[JAVA-4206] Collection method countDocuments is order or magnitude slower that native query Created: 24/Jun/21  Updated: 27/Oct/23  Resolved: 24/Jun/21

Status: Closed
Project: Java Driver
Component/s: Internal
Affects Version/s: 4.2.3
Fix Version/s: None

Type: Bug Priority: Unknown
Reporter: Tomáš Toka Mrázek Assignee: Ross Lawley
Resolution: Works as Designed Votes: 0
Labels: external-user
Remaining Estimate: Not Specified
Time Spent: Not Specified
Original Estimate: Not Specified
Environment:

Azure CosmosDB (Mongo API 3.6)
Java Sync Driver 4.2.3
jdk1.8.0_192


Attachments: PNG File image-2021-06-24-14-39-38-399.png     PNG File image-2021-06-24-14-40-11-470.png    

 Description   

We are currently using Azure CosmosDB with Mongo API 3.6. We have a single collection, where all relevant properties are indexed. The collection currently has something about 28m records.

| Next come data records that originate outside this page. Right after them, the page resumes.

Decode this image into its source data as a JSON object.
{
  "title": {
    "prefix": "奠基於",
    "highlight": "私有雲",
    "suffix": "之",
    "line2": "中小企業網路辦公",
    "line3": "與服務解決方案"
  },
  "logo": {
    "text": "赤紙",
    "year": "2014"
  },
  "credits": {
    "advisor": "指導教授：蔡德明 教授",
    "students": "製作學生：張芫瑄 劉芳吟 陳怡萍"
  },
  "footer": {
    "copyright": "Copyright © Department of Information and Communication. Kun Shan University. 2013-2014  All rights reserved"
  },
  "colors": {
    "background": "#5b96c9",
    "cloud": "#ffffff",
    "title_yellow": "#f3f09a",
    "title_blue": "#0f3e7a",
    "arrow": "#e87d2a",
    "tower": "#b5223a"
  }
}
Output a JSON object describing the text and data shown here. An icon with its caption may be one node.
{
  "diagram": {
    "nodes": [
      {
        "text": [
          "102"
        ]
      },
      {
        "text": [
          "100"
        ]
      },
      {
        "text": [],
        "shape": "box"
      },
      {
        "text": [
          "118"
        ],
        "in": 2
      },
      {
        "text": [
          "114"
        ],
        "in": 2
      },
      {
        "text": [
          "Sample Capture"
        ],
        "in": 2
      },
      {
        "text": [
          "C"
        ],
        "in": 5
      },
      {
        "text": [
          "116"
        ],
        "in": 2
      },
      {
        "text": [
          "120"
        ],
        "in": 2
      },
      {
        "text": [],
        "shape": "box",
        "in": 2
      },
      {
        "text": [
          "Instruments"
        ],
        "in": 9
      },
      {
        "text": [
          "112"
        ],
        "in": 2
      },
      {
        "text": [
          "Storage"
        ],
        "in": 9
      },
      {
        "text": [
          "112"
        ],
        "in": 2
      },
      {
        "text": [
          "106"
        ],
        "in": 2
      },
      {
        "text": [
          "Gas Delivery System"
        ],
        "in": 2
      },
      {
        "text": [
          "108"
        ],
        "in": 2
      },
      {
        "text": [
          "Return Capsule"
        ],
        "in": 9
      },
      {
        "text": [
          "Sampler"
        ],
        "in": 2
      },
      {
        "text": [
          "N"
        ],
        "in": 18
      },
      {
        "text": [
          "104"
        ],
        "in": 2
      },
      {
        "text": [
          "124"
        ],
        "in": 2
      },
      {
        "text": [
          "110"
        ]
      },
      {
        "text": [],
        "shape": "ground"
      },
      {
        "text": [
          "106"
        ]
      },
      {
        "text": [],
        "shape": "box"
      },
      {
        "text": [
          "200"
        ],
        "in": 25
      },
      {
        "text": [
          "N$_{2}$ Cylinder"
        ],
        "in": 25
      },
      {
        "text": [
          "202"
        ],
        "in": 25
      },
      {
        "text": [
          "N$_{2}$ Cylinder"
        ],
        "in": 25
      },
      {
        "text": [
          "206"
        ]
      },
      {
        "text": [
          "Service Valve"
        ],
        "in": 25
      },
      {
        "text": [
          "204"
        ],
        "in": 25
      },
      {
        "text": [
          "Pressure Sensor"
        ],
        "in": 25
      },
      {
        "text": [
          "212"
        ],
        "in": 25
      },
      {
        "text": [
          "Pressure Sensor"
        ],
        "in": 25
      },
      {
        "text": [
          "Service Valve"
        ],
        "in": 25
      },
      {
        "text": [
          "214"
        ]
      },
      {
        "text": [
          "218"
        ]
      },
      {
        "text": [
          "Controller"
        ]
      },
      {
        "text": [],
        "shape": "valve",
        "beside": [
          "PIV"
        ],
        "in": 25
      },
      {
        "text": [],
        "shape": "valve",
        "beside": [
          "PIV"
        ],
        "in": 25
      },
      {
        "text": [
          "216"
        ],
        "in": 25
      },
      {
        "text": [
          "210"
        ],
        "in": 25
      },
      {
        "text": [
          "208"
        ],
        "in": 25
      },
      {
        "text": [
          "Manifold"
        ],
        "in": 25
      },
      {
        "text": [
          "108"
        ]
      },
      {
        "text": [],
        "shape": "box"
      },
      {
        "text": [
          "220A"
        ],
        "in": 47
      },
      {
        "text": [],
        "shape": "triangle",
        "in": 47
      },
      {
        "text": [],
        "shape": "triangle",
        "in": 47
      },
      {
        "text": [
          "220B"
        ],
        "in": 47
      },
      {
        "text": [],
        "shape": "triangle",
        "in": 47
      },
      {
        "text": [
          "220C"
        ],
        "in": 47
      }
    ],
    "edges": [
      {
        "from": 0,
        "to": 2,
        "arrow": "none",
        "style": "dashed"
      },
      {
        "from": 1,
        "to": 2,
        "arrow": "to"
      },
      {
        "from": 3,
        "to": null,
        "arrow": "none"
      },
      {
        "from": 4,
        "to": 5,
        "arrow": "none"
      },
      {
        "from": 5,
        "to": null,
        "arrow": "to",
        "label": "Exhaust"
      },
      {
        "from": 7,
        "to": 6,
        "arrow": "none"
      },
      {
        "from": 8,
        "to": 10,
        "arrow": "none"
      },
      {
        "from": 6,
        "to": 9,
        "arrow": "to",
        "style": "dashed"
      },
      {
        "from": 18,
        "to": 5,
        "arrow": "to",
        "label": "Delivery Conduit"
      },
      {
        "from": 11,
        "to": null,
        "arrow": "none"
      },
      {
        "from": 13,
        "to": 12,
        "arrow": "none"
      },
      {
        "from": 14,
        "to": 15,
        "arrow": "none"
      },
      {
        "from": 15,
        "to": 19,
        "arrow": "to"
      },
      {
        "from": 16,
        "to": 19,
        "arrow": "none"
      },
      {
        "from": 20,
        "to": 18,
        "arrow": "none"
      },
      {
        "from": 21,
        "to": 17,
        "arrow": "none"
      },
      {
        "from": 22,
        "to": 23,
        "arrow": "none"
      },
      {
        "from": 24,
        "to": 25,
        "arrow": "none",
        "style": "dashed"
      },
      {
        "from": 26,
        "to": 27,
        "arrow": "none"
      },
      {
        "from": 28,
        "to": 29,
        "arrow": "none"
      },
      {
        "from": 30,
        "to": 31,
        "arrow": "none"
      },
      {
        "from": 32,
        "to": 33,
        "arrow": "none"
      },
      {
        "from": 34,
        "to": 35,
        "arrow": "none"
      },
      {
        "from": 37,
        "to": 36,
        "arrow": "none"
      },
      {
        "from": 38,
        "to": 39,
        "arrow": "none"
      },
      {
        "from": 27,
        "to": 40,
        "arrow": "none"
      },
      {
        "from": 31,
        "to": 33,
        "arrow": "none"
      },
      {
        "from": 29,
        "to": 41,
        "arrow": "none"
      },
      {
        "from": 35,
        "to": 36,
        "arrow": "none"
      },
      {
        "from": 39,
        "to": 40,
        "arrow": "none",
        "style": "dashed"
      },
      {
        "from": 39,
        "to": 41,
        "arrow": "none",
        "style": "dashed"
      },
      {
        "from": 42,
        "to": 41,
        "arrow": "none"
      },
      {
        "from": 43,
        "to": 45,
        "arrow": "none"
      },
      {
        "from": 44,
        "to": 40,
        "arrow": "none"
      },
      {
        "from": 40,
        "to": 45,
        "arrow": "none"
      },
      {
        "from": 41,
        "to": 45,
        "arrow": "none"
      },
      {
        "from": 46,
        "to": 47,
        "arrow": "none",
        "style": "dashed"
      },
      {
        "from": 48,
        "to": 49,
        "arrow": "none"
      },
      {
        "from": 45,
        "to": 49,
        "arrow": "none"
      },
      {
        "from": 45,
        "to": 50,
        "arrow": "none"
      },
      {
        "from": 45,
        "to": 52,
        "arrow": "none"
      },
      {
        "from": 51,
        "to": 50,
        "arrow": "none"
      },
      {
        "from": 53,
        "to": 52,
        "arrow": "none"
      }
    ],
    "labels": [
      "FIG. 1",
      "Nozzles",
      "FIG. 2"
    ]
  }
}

Here is a count query result directly from Azure CosmosDB shell.

Here is the same query run from Robo3T.

Both results are instant. But when I try to run this via Java Driver, it ends up with exception after 60 seconds.

`com.mongodb.MongoExecutionTimeoutException: Request timed out. Retries due to rate limiting: False.`

Here's the part of the code responsible for calling the count query.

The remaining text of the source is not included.